After World War II, Banda established his medical practice in Scotland and London. His office soon became a meeting place for exiled African leaders. However, in 1953 Dr. Banda chose to return to Africa, establishing a medical practice in Ghana. By 1958, Banda had returned to Malawi to campaign against the Central African Federation. In 1959 he spent time in prison for his political activities but was released in April 1960. In 1963, Banda and his Malawi Congress Party won the elections in a landslide victory. Dr. Hastings Banda became the prime minister on February 1, 1963.
The British still controlled all of Malawi’s financial, security, and judicial systems. In May 1963 a new constitution took effect, winning Malawi its independence from Britain. In 1966 Malawi became a republic with Banda as its president.
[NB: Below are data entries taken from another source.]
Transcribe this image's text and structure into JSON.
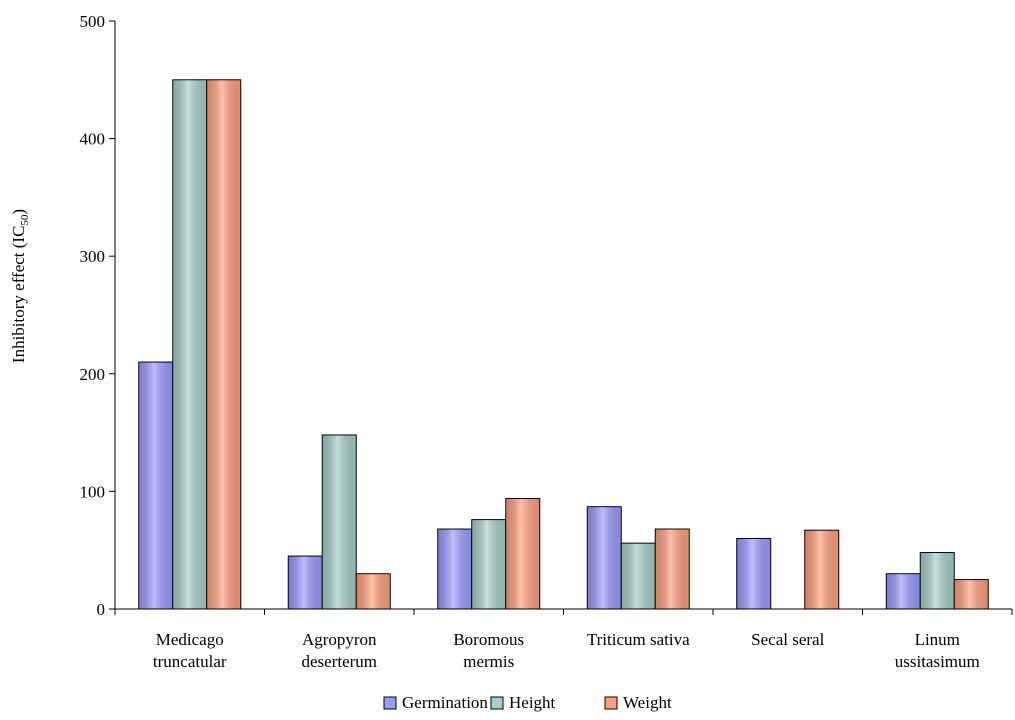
{
  "chart_data": {
    "type": "bar",
    "ylabel": "Inhibitory effect (IC50)",
    "ylabel_main": "Inhibitory effect (IC",
    "ylabel_sub": "50",
    "ylabel_close": ")",
    "xlabel": "",
    "title": "",
    "ylim": [
      0,
      500
    ],
    "yticks": [
      0,
      100,
      200,
      300,
      400,
      500
    ],
    "grid": false,
    "legend_position": "bottom",
    "categories": [
      [
        "Medicago",
        "truncatular"
      ],
      [
        "Agropyron",
        "deserterum"
      ],
      [
        "Boromous",
        "mermis"
      ],
      [
        "Triticum sativa"
      ],
      [
        "Secal seral"
      ],
      [
        "Linum",
        "ussitasimum"
      ]
    ],
    "series": [
      {
        "name": "Germination",
        "color": "#9a9aff",
        "values": [
          210,
          45,
          68,
          87,
          60,
          30
        ]
      },
      {
        "name": "Height",
        "color": "#a7cfc9",
        "values": [
          450,
          148,
          76,
          56,
          0,
          48
        ]
      },
      {
        "name": "Weight",
        "color": "#ff9f7f",
        "values": [
          450,
          30,
          94,
          68,
          67,
          25
        ]
      }
    ]
  }
}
Banda became increasingly autocratic, making himself president for life in 1971. Opponents were jailed, sent into exile, or killed. The foreign press was barred from entering the country. In addition to gaining almost total control of Malawi’s economics, Banda also made economic trade ties with South Africa. During apartheid in South Africa, Malawi was the country’s only African public trade partner.
Following rioting and the suspension of Western aid in 1992, Banda had no choice but to abandon the idea of one-party rule and even his life presidency in 1993. Open democratic elections were held in 1994, and Bakili Muluzi easily defeated Banda. Calculations report Banda accumulated over $320 million in personal assets during his rule. Another calculation reports that during his rule, over 250,000 people went missing or were murdered in connection with the government.
Bibliography:
- Baker, Colin A. State of Emergency: Crisis in Central Africa, Nyasaland 1959–1960. New York: Tauris Academic Studies, 1997;
- Lwanda, John Lloyd. Kamuzu Banda of Malawi: A Study in Promise, Power, and Paralysis. Glasgow: Dudu Nsomba Publications, 1995;
- Short, Philip. Banda. London: Routledge & Kegan Paul, 1974;
- Williams, T. David. Malawi, The Politics of Despair. Ithaca, NY: Cornell University Press, 1978.